Legislation to give the U.S. Dept. of Transportation broader authority for oil and gas pipeline safety has cleared Congress and will soon be on President Obama's desk. Final action came on June 13, when the Senate unanimously approved the measure, just five days after the House had passed it, also unanimously. 

The bipartisan Protecting Our Infrastructure of Pipelines and Enhancing Safety, or PIPES, Act, directs DOT to write the first federal “minimum safety standards” for underground natural-gas storage facilities.

It also gives DOT the ability for the first time to impose “restrictions, prohibitions and safety measures” on multiple pipelines in the case of an “imminent hazard.”

In addition, the bill reauthorizes DOT’s Pipeline and Hazardous Materials Safety Administration (PHMSA), providing $605 million over four years.

Moreover, the legislation takes steps to prod PHMSA to complete regulations mandated by the last major pipeline bill, enacted in 2011, a provision that industry endorsed.

PHMSA has only completed slightly more than half of the 42 regulations that the 2011 law said it should produce, according to the House Transportation and Infrastructure and Energy and Commerce Committees.

The Associated General Contractors of America has supported the PIPES Act, spokesman Brian Turmail said in an email. He said AGC is “glad that the need to keep construction workers safe during the digging process continues to enjoy bipartisan support and will work to ensure the measure’s final passage and enactment.”

The Senate had passed a different pipeline bill in March. But Martin Edwards, vice president for legislative affairs at the Interstate Natural Gas Association of America (INGAA), said in an interview that Senate staffers consulted with House aides as they drafted the new bill.
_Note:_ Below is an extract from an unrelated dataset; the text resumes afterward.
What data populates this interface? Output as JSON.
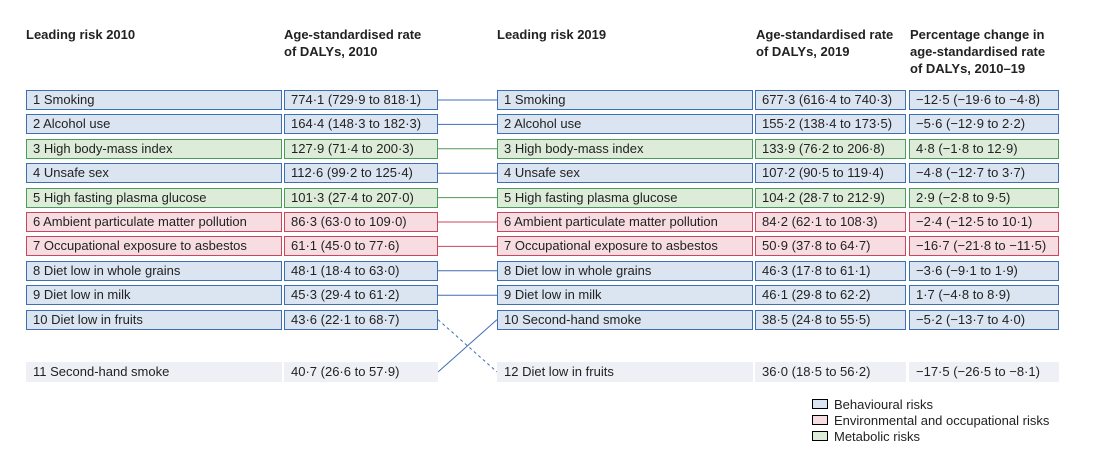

That clearly paved the way for the Senate's fast approval of the House-passed measure.

A important provision in the bill is its new standards for underground gas storage facilities, a provision spurred by last year’s gas leak at a Southern California Gas underground  storage site at Aliso Canyon near Los Angeles.
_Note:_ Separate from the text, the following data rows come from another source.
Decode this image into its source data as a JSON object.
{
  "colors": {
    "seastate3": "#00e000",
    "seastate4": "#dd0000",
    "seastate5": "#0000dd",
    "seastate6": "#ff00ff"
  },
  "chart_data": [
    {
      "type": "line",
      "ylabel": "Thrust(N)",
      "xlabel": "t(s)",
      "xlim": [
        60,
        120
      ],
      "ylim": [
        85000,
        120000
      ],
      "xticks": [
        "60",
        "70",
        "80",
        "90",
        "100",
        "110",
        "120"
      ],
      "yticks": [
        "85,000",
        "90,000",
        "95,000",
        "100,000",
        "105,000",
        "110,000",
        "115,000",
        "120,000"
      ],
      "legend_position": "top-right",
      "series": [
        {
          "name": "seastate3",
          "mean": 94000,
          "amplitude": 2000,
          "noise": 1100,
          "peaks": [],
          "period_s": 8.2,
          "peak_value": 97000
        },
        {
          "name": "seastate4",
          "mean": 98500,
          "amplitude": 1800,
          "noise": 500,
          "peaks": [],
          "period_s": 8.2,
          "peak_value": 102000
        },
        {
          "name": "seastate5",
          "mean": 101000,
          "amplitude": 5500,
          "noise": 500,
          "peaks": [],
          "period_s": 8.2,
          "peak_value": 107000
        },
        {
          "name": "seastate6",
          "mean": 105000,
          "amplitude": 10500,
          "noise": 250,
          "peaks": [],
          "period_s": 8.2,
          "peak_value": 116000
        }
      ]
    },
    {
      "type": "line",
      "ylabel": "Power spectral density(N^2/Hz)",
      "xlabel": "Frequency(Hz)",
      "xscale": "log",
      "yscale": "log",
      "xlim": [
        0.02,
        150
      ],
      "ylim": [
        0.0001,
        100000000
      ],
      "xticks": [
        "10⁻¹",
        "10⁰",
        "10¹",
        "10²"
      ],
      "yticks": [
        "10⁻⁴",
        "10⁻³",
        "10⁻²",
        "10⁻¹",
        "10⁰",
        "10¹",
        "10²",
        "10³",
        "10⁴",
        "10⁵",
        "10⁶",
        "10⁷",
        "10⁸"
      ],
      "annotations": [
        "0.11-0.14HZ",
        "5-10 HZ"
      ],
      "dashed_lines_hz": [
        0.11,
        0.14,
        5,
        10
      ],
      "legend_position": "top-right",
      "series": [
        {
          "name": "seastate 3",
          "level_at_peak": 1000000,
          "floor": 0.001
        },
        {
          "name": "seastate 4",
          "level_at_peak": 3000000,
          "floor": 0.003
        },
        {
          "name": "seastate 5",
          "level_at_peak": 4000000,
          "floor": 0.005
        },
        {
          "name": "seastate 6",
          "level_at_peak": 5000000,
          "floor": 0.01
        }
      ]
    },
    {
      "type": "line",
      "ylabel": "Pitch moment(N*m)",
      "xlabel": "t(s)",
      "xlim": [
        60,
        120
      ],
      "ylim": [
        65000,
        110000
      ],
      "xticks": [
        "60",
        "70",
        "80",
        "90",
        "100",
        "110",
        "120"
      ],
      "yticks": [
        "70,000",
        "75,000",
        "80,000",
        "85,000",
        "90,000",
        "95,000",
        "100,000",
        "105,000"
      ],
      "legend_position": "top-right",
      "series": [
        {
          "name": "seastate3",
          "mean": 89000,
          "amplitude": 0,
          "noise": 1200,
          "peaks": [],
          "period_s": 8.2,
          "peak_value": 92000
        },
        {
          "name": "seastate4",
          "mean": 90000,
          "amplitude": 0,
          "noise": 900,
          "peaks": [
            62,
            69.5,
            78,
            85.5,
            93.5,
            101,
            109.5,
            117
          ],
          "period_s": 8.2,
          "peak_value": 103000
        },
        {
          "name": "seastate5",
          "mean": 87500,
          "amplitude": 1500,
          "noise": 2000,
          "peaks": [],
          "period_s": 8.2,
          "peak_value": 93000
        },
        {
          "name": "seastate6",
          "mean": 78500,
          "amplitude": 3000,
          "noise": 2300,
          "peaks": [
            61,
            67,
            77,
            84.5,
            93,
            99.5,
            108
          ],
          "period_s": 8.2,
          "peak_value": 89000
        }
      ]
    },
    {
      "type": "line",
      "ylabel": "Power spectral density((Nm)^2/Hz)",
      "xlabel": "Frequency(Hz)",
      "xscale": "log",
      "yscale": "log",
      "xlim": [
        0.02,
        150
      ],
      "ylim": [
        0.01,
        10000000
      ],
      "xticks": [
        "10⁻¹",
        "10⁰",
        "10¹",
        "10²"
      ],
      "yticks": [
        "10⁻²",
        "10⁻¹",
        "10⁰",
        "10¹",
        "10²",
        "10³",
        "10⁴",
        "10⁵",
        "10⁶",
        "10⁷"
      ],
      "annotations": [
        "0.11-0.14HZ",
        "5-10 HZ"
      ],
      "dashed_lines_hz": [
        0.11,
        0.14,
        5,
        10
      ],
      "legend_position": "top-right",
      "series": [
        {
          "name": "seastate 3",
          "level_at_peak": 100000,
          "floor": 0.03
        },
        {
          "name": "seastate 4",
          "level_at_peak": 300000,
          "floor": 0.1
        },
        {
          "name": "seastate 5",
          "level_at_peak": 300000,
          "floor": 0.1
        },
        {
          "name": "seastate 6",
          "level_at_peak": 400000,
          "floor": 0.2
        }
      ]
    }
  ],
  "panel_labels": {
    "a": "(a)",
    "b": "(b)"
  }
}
The leak began in October and wasn’t shut until February. According to the Environmental Defense Fund, the leak emitted an estimated 97,100 metric tons of methane. That lead to the evacuation of some 7,000 families, Rep. Brad Sherman (D-Calif.) said before the House vote.

Edwards says INGAA hopes that, as PHMSA writes the new safety requirements for gas storage facilities, it will draw on consensus standards and “best practices” that industry has developed after four years of discussion and drafting.

The emergency-order authority is another notable change from the status quo. Edwards says that PHMSA now has the ability to issue orders to operators of an individual pipeline to reduce or halt its operation until a problem is rectified. But, he adds, the PIPES Act provision would allow the agency to issue an emergency order to multiple pipelines at the same time.

But the legislation also says that, before PHMSA issues an emergency directive, it must consider the order’s impact on public health and safety, the local or regional economy and energy service. Edwards also notes that the PIPES Act allows industry to seek reviews of the emergency directives by a DOT administrative judge or by federal district courts.

Turmail says AGC is pleased that the bill includes state damage-prevention grants, which fund programs that affect contractors.

He also says the association also is “definitely intrigued” by a provision calling for a DOT study of how technologies, such as global positioning system digital mapping, can prevent damage to pipelines caused by excavation. Turmail notes, “We will be monitoring that one to see how effective that tactic is.”

Story updated and revised on June 13, with Senate vote.